I wanted to start by asking about the exercise of purchase options you pursued on vessels under sale and lease back. Could you talk a bit about the effect you expect this to have on your all-in cash breakeven for the vessels involved?

Perry Van Echtelt

Analyst

Hi, Clement. Good question. It's Perry here. I don't have the effect on the specific vessels. We purchased -- we had quite good and regular frequent purchase options on those leases. So as part of our refinancing, we took them out across the board with all the refinancings that we've done since the summer, that has improved our cash flow breakeven quite significantly. I think for next year, that will bring us somewhere below the $13,000 a day. But we don't have anything for on a per vessel basis. It's also less relevant.

Unknown Analyst

Analyst

Makes sense. The color is still helpful. And you've continued divesting the older end of the fleet in recent months. How are you thinking about potential fleet renewal growth at current pricing? And secondly, should we consider the acquisition of TORM shares, likes that kind of fleet expansion, or how do you view it?
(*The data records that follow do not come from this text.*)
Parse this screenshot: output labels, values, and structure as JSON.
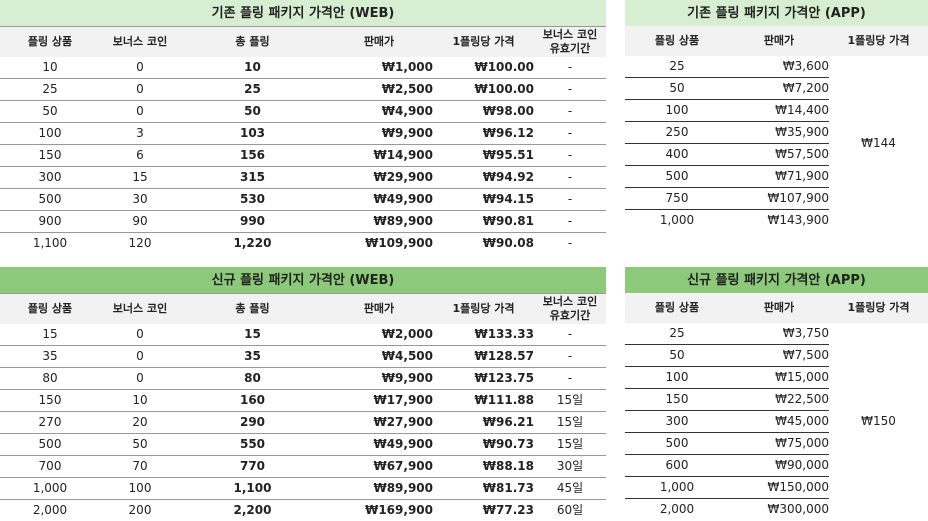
{
  "old_web": {
    "title": "기존 플링 패키지 가격안 (WEB)",
    "headers": [
      "플링 상품",
      "보너스 코인",
      "총 플링",
      "판매가",
      "1플링당 가격",
      "보너스 코인\n유효기간"
    ],
    "rows": [
      [
        "10",
        "0",
        "10",
        "₩1,000",
        "₩100.00",
        "-"
      ],
      [
        "25",
        "0",
        "25",
        "₩2,500",
        "₩100.00",
        "-"
      ],
      [
        "50",
        "0",
        "50",
        "₩4,900",
        "₩98.00",
        "-"
      ],
      [
        "100",
        "3",
        "103",
        "₩9,900",
        "₩96.12",
        "-"
      ],
      [
        "150",
        "6",
        "156",
        "₩14,900",
        "₩95.51",
        "-"
      ],
      [
        "300",
        "15",
        "315",
        "₩29,900",
        "₩94.92",
        "-"
      ],
      [
        "500",
        "30",
        "530",
        "₩49,900",
        "₩94.15",
        "-"
      ],
      [
        "900",
        "90",
        "990",
        "₩89,900",
        "₩90.81",
        "-"
      ],
      [
        "1,100",
        "120",
        "1,220",
        "₩109,900",
        "₩90.08",
        "-"
      ]
    ]
  },
  "old_app": {
    "title": "기존 플링 패키지 가격안 (APP)",
    "headers": [
      "플링 상품",
      "판매가",
      "1플링당 가격"
    ],
    "unit_price": "₩144",
    "rows": [
      [
        "25",
        "₩3,600"
      ],
      [
        "50",
        "₩7,200"
      ],
      [
        "100",
        "₩14,400"
      ],
      [
        "250",
        "₩35,900"
      ],
      [
        "400",
        "₩57,500"
      ],
      [
        "500",
        "₩71,900"
      ],
      [
        "750",
        "₩107,900"
      ],
      [
        "1,000",
        "₩143,900"
      ]
    ]
  },
  "new_web": {
    "title": "신규 플링 패키지 가격안 (WEB)",
    "headers": [
      "플링 상품",
      "보너스 코인",
      "총 플링",
      "판매가",
      "1플링당 가격",
      "보너스 코인\n유효기간"
    ],
    "rows": [
      [
        "15",
        "0",
        "15",
        "₩2,000",
        "₩133.33",
        "-"
      ],
      [
        "35",
        "0",
        "35",
        "₩4,500",
        "₩128.57",
        "-"
      ],
      [
        "80",
        "0",
        "80",
        "₩9,900",
        "₩123.75",
        "-"
      ],
      [
        "150",
        "10",
        "160",
        "₩17,900",
        "₩111.88",
        "15일"
      ],
      [
        "270",
        "20",
        "290",
        "₩27,900",
        "₩96.21",
        "15일"
      ],
      [
        "500",
        "50",
        "550",
        "₩49,900",
        "₩90.73",
        "15일"
      ],
      [
        "700",
        "70",
        "770",
        "₩67,900",
        "₩88.18",
        "30일"
      ],
      [
        "1,000",
        "100",
        "1,100",
        "₩89,900",
        "₩81.73",
        "45일"
      ],
      [
        "2,000",
        "200",
        "2,200",
        "₩169,900",
        "₩77.23",
        "60일"
      ]
    ]
  },
  "new_app": {
    "title": "신규 플링 패키지 가격안 (APP)",
    "headers": [
      "플링 상품",
      "판매가",
      "1플링당 가격"
    ],
    "unit_price": "₩150",
    "rows": [
      [
        "25",
        "₩3,750"
      ],
      [
        "50",
        "₩7,500"
      ],
      [
        "100",
        "₩15,000"
      ],
      [
        "150",
        "₩22,500"
      ],
      [
        "300",
        "₩45,000"
      ],
      [
        "500",
        "₩75,000"
      ],
      [
        "600",
        "₩90,000"
      ],
      [
        "1,000",
        "₩150,000"
      ],
      [
        "2,000",
        "₩300,000"
      ]
    ]
  }
}
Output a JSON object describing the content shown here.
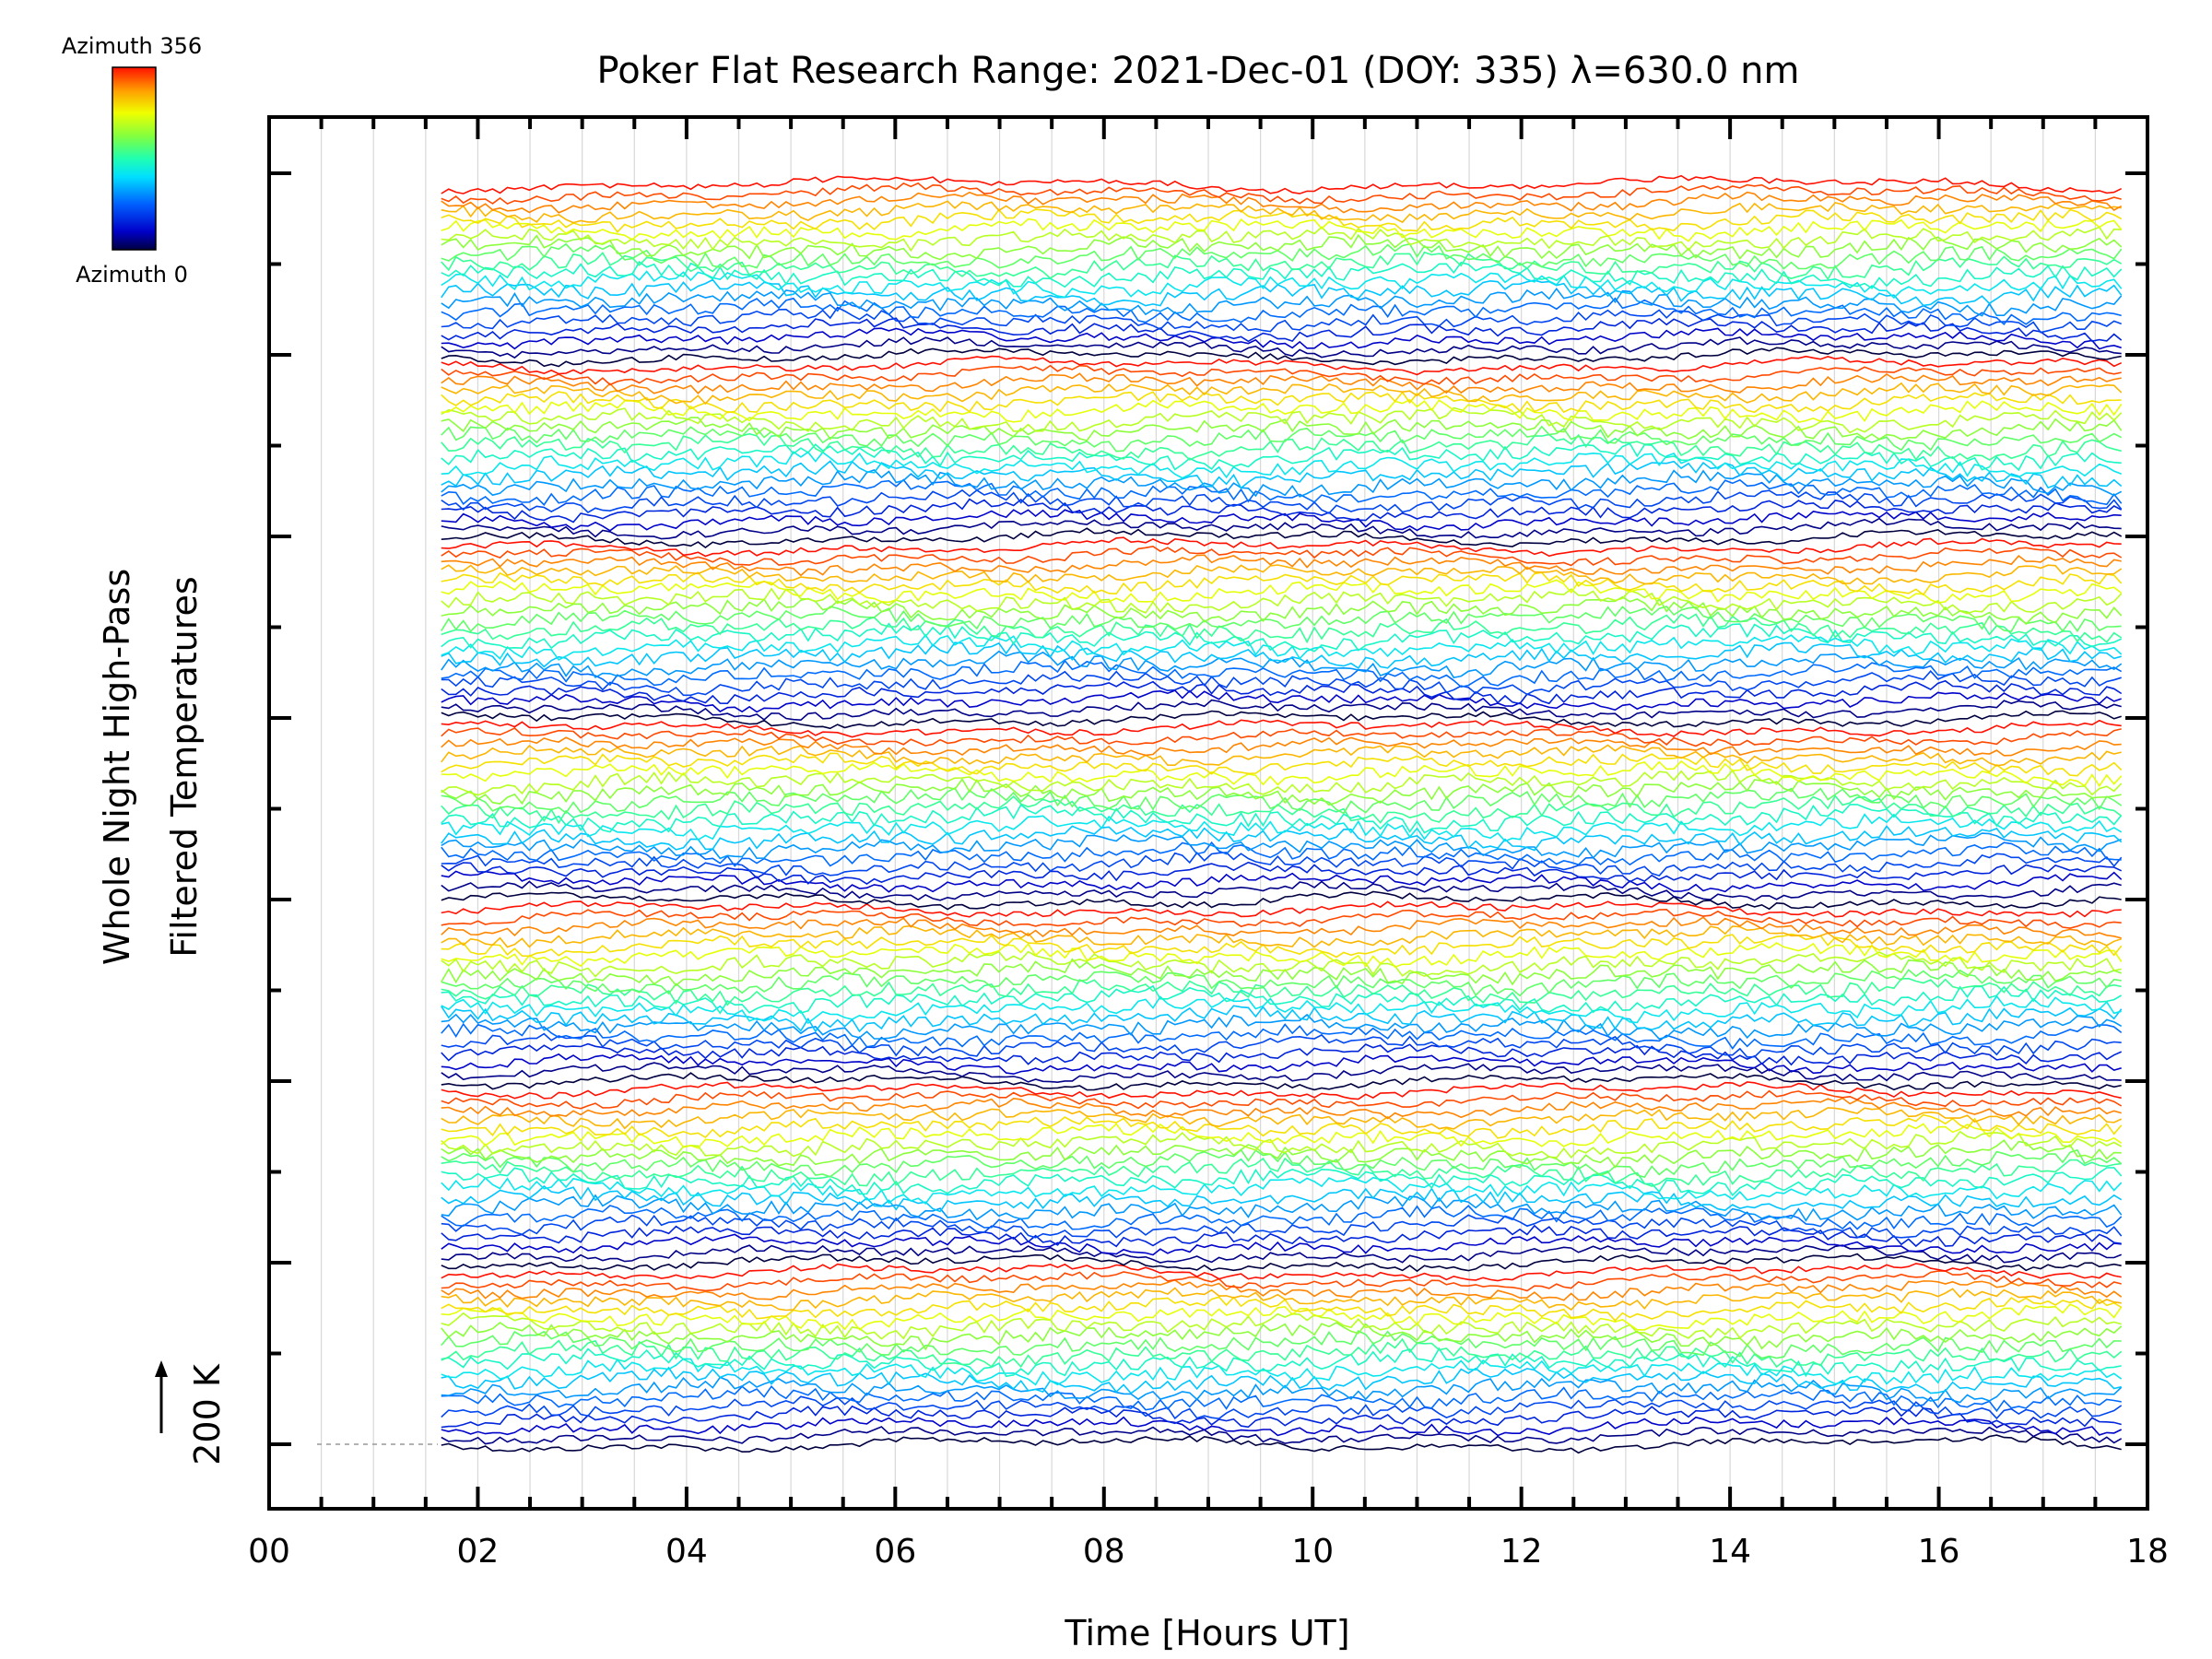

Søren Winther: Hi, it's Soren, again. You can say that our strategy over the past couple of years on the newbuild purchase side has always been linked to bigger projects, will cover somewhat forward. Perry -- and looking at newbuild prices now, that will probably be our strategy still. But -- well, yes, it's I guess, it all boils down to a better market than this, I think we are probably not in a situation now where we would look at a big newbuild program at current levels.

Thomas Andersen

Analyst

And I'm actually not seeing any more raise hands, actually, so Omar -- so Clement, if you can take your hands down if you finished, and then Omar, can you unmute yourself?

Omar Nokta

Analyst

Yes, can you hear me?

Operator

Operator

Yes.

Mikael Opstun Skov

Analyst

Yes.

Omar Nokta

Analyst

Just wanted a follow-up on just a net LTV for half year at 3Q, obviously, a very nice drop from 24% to 20%. Obviously, precise like quarter over quarter. It seems that you're pace to perhaps get below 20% at the end of the fourth quarter, which, I guess, presumably triggers you back into that 90% payout threshold. Do you forecast that happening, or do you take into account the pro forma acquisition of the TORM stake at that point?

Perry Van Echtelt

Analyst

Yes. Hi, Omar, it's Perry. Good question. Net LTV at the end of Q3 is 20.5%. As we always do, we are consistent with our dividend policy and our dividend payout ratio. So of course, that would depend on where values are in the quarter. As we've also announced earlier in September that when we include -- once that deal closes, we include TORM stake at market value and purchase price, low of the both and then also including the debt. So that obviously will bring the net LTV all in all some -- probably somewhere in the middle of that range.

Operator

Operator

I don't see any more raised hands. So I'm actually going to move on to the chats and the Q&A. So we have a question in our chat, which I will direct to Perry, regarding whether we plan on purchasing further shares in TORM?

Perry Van Echtelt

Analyst

Yes, that's not so much to come down. We've mentioned also in the earnings release that there's one more condition outstanding for the close of the stake that we've announced for 40.45%, and can't really comment or add on questions or suggestion of further purchases.

Operator

Operator

Moving on to the next question. So we have someone asking that we mentioned in our detailed release the pool earnings for the week beginning 17th of November 2025. Is it only the week's earnings, or is it from the first of October to the 17th of November 2025?

Thomas Andersen

Analyst

Thank you for the question. That's for the week of -- starting November 17, so that week's earnings only.

Operator

Operator

Thank you, Thomas. I'm just giving it a few more seconds to see if we receive anymore raise hands or any more questions in the Q&A or the chat. All right. Well, thank you, everyone. So today, we've come to the end of today's presentation. So thank you for attending Hafnia's third quarter to 2025 financial results conference call. You can find more information available on our website at www.hafnia.com. Thank you, everyone.